A Catholic priest and a peace activist were arrested Thursday morning during a prayer vigil at a virtual fence communication tower under construction in Arizona. John Heid, 54, a Quaker with Christian Peacemaker Teams and Fr. Jerome Zawada, 72, a Franciscan priest, had gone to pray at the US-Mexico border where walls and virtual fences have caused the deaths of five thousand migrants. A Pima County Sheriff's deputy arrested both for trespass. The pair was taken into custody on the anniversary of the atomic bomb deployment on Nagasaki, Japan. They released the following statement:
On this, the 64th anniversary of the atomic bombing of Hiroshima, Japan, we call for an end to militarization in all its guises. An end to bombs, nuclear and conventional. An end to the use of Drones (unmanned aerial vehicles). An end to walls, fences and their virtual counterparts that divide us and promote fear of each other. An end to war without end.
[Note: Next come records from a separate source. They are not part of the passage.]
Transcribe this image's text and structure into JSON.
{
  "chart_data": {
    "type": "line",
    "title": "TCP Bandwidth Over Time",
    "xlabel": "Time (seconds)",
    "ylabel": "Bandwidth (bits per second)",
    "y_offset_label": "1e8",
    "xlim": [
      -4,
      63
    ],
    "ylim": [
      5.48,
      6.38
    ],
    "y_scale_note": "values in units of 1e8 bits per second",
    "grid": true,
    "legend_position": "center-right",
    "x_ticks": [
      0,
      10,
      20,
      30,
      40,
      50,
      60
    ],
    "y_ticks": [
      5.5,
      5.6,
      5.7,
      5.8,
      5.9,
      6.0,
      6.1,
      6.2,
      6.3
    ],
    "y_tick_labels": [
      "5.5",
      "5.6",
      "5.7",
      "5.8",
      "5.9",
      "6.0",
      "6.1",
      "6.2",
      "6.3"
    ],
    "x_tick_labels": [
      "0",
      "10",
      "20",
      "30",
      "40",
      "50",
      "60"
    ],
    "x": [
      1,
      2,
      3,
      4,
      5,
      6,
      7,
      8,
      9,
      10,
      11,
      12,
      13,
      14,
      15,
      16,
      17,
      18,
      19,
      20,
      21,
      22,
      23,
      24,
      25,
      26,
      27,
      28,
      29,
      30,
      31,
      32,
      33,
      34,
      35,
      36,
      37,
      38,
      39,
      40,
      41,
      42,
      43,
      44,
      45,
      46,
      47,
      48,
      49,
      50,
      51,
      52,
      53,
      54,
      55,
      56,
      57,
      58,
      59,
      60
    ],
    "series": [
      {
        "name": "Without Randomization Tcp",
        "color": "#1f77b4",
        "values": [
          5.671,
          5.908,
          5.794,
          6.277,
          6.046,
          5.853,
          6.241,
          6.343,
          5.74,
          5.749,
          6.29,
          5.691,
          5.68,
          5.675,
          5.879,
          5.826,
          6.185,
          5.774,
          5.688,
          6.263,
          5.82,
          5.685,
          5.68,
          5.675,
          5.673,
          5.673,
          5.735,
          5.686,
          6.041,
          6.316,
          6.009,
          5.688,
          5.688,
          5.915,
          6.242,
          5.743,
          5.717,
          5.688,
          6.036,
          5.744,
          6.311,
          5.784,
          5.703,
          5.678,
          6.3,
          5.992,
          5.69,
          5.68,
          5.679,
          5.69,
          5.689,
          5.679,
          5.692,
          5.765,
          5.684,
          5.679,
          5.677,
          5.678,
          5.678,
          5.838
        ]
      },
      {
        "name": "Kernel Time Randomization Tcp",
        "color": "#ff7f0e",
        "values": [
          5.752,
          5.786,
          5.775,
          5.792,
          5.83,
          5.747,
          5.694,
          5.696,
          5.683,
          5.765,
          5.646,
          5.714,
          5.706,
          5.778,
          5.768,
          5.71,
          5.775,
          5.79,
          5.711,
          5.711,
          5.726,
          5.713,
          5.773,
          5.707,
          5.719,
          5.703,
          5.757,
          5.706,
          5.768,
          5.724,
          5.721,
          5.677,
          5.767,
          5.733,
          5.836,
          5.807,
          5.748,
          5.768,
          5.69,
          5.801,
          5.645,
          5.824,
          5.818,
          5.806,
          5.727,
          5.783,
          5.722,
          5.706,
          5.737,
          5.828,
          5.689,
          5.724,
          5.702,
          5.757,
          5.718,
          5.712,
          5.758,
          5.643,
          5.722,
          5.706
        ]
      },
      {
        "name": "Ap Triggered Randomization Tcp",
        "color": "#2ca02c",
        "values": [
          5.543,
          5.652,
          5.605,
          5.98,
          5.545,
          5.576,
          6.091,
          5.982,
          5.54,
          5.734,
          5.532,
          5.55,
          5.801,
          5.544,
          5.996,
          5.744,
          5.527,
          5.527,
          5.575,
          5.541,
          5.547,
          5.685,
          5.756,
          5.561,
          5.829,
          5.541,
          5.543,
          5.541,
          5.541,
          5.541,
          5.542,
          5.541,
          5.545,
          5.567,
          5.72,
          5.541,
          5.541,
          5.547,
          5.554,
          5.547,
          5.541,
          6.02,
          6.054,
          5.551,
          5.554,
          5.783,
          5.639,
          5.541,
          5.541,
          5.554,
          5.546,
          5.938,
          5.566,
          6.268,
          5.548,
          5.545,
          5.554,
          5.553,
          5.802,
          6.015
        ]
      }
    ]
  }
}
This morning we vigil at the gates of Davis-Monthan Air Force Base, home of a Predator UAV unit which now flies missions around the clock in Iraq and Afghanistan armed with Hellfire missiles which have killed hundreds of unarmed civilians. We demand an end to the unilateral slaughter.
This afternoon we vigil at a communication tower, "Tucson-1" (virtual fence) construction sight. Fences and walls, solid and virtual, have funneled people in migration deeper into the harsh, dangerous terrain of the Sonoran desert, resulting in more than 5,000 deaths since 1994.
These three - bombs, drones and fences/walls - are lethal weapons directed specifically at noncombatants. Cities like Hiroshima, villages in Iraq and Afghanistan and the U.S.-Mexico borderland have been deliberately targeted and violated. These are crimes against humanity. A betrayal of civility. In spiritual terms, a sin.
Today we pray without ceasing for a world without weapons and fences. We pray for peace, for justice, for unity which makes walls and war obsolete.